8. National Security Adviser Condoleezza Rice said that high-strength aluminum tubes acquired by Iraq were "only really suited for nuclear weapons programs," warning "we don't want the smoking gun to be a mushroom cloud." The government's top nuclear scientists had told the Administration the tubes were "too narrow, too heavy, too long" to be of use in developing nuclear weapons and could be used for other purposes.The point is that we didn't know anything before going in. The IAEA thought that Saddam could have had nukes by 1995. Yes, the tubes could have been used for something else, but they could also be used for making WMD's.

9. The Bush Administration has spent just $1.1 billion of the $18.4 billion Congress approved for Iraqi reconstruction.I don't get the point of this one. Newspapers complained about a no-bid contract (the same no-bid contract Clinton approved in the Balkins, by the way), then complain that things aren't happening fast enough. Do you think the building will be made with blocks of dollar bills? No, a government bid process takes a while and then the contractors don't get paid up front, but only after specific milestones have been met. That figure is old, as more and more projects have been completed recently.

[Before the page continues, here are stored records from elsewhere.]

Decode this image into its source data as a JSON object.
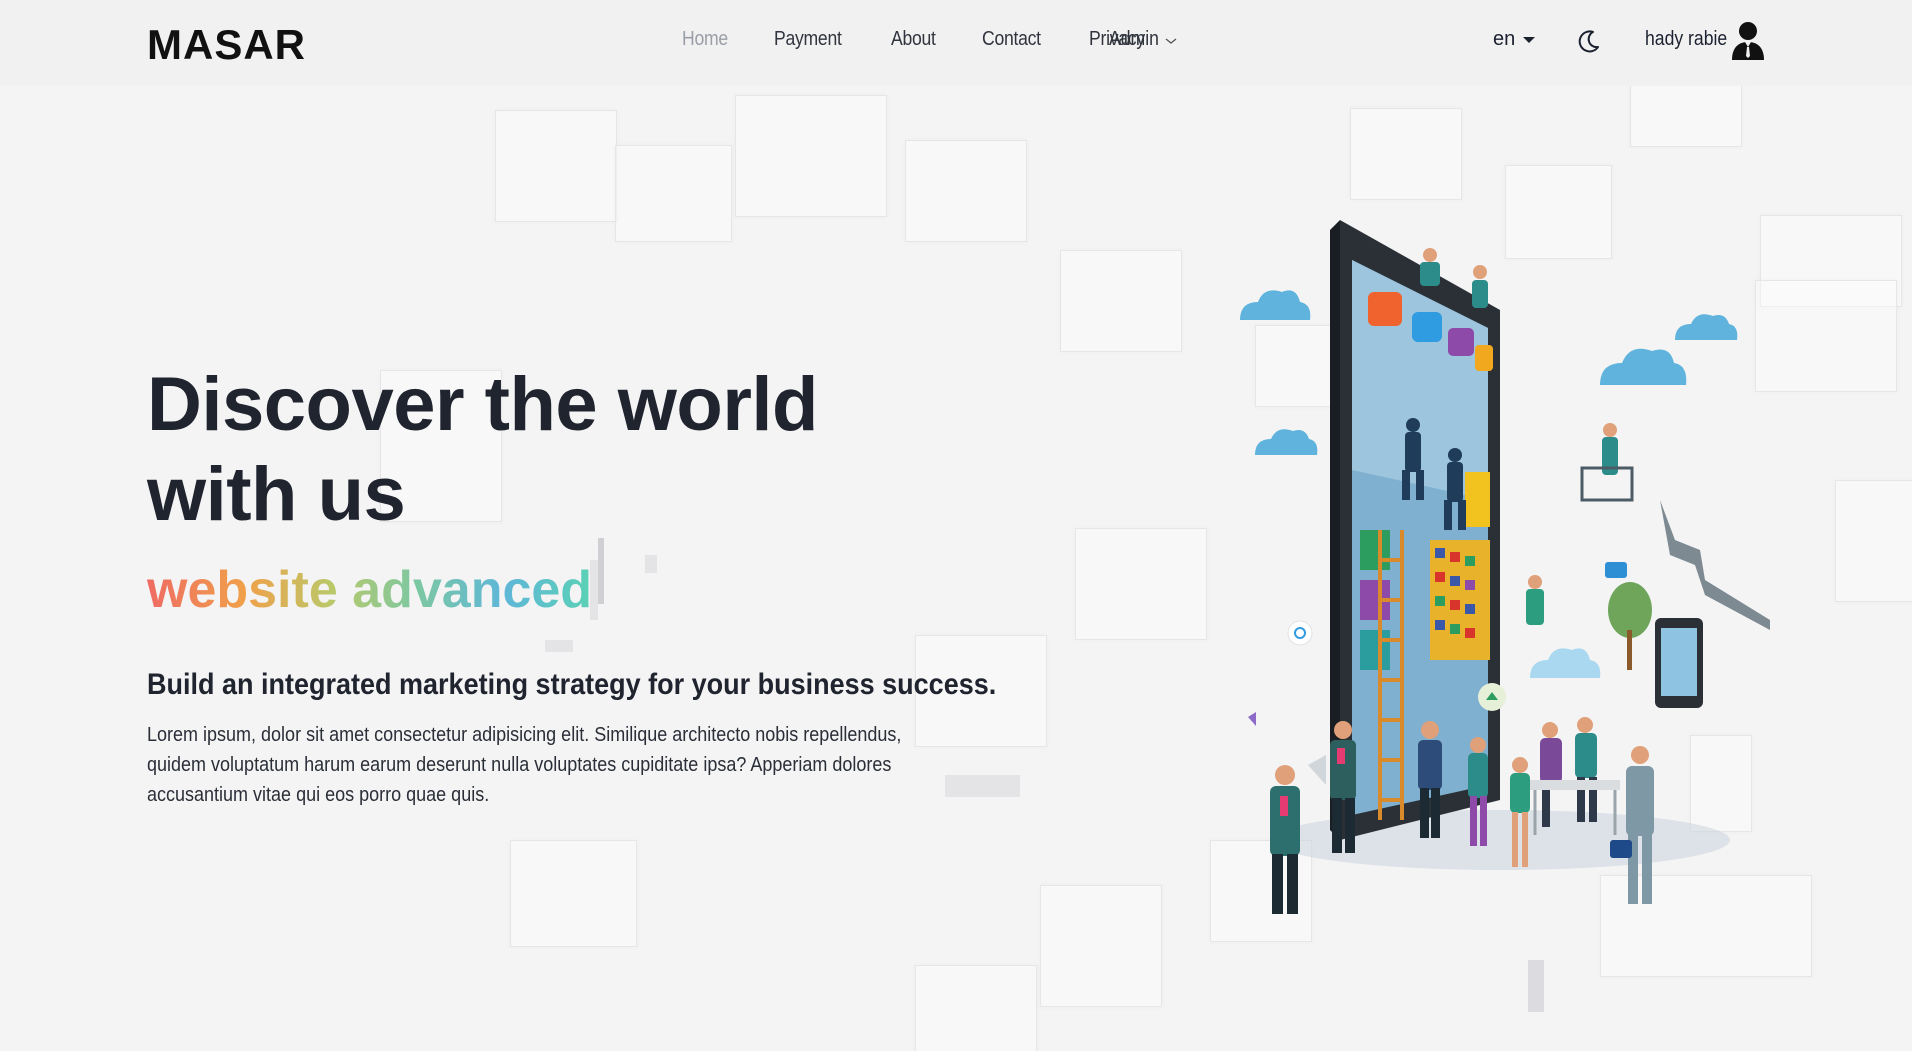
{
  "brand": {
    "logo_text": "MASAR"
  },
  "nav": {
    "links": [
      {
        "label": "Home",
        "active": true
      },
      {
        "label": "Payment",
        "active": false
      },
      {
        "label": "About",
        "active": false
      },
      {
        "label": "Contact",
        "active": false
      },
      {
        "label": "Privacy",
        "active": false
      }
    ],
    "admin_label": "Admin",
    "language": "en",
    "user_name": "hady rabie"
  },
  "hero": {
    "title_line1": "Discover the world",
    "title_line2": "with us",
    "typed_text": "website advanced",
    "subheading": "Build an integrated marketing strategy for your business success.",
    "body": "Lorem ipsum, dolor sit amet consectetur adipisicing elit. Similique architecto nobis repellendus, quidem voluptatum harum earum deserunt nulla voluptates cupiditate ipsa? Apperiam dolores accusantium vitae qui eos porro quae quis."
  },
  "icons": {
    "theme_toggle": "moon-icon",
    "user": "user-avatar-icon",
    "dropdown": "chevron-down-icon"
  },
  "colors": {
    "background": "#f4f4f5",
    "text_dark": "#20242f",
    "nav_active": "#9a9ea6",
    "gradient": [
      "#ef6b63",
      "#f0a14a",
      "#b9c96a",
      "#7ec8a0",
      "#5fb7d8",
      "#5bd1b5"
    ]
  }
}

10. According to the Administration's handpicked weapon's inspector, Charles Duelfer, there is "no evidence that Hussein had passed illicit weapons material to al Qaeda or other terrorist organizations, or had any intent to do so." After the release of the report, Bush continued to insist, "There was a risk--a real risk--that Saddam Hussein would pass weapons, or materials, or information to terrorist networks."Again where's the discrepancy? Duelfer says that Saddam didn't give WMD's to terrorists, yet. Bush said that that was a real threat. And it was, as Saddam had used WMD's in the past, just ask the Iranians, Kurds and Marsh Arabs.

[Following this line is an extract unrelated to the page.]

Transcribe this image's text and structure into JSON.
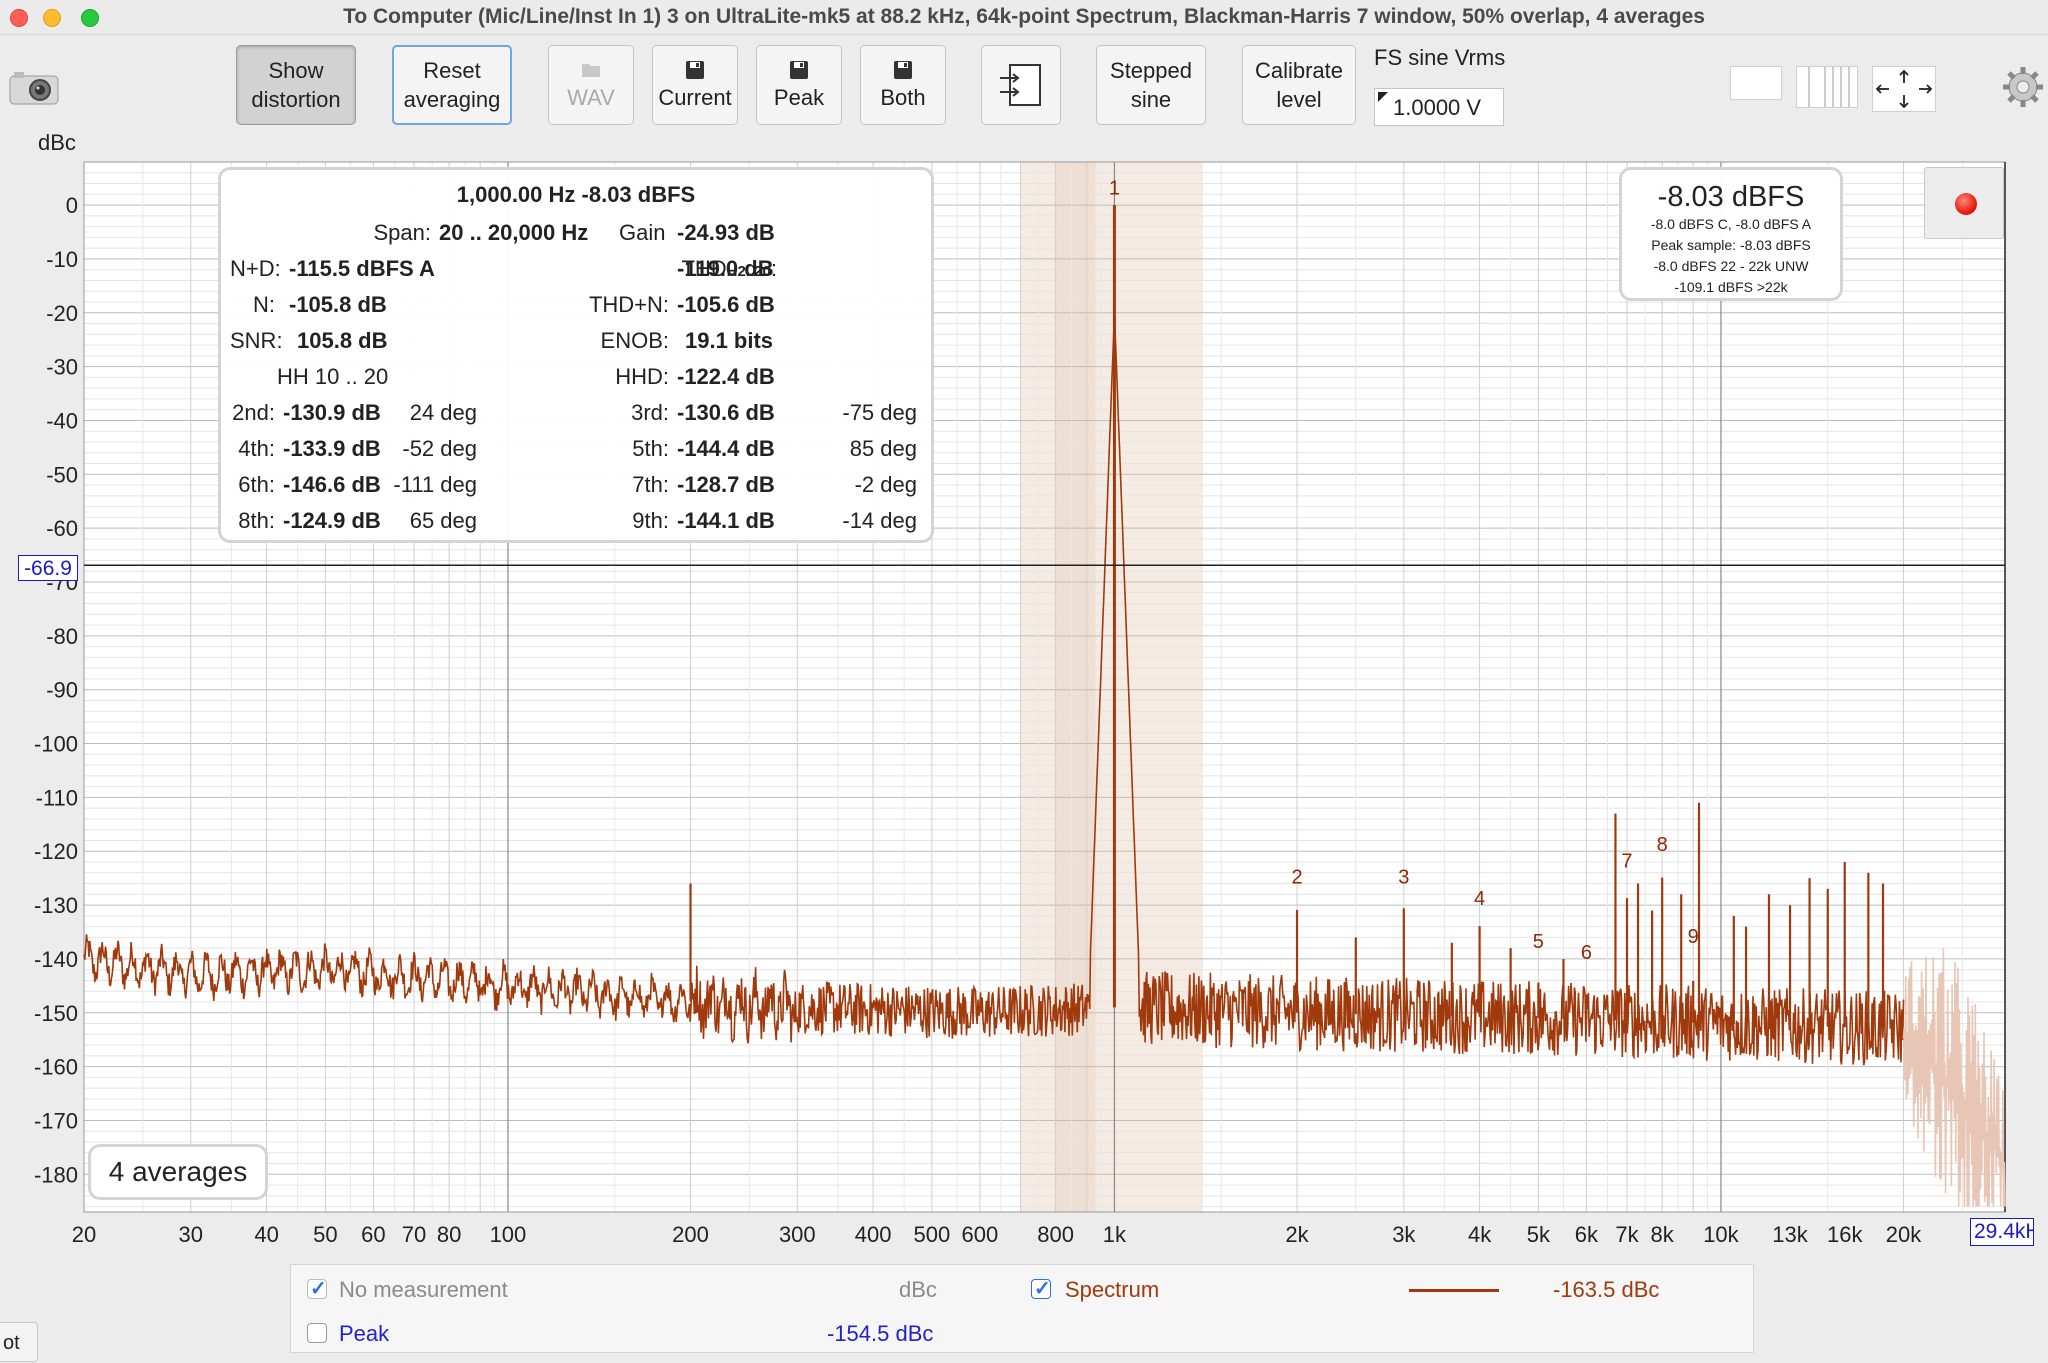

11. According to Duelfer, the UN inspections regime put an "economic strangle hold" on Hussein that prevented him from developing a WMD program for more than twelve years.But Saddam had programs in place to produce weapons at a moment's notice. Much better to remove a threat before it develops into a much bigger cancer than Saddam already was.

Okay, got to go to work now, but I'll get back to this when I can.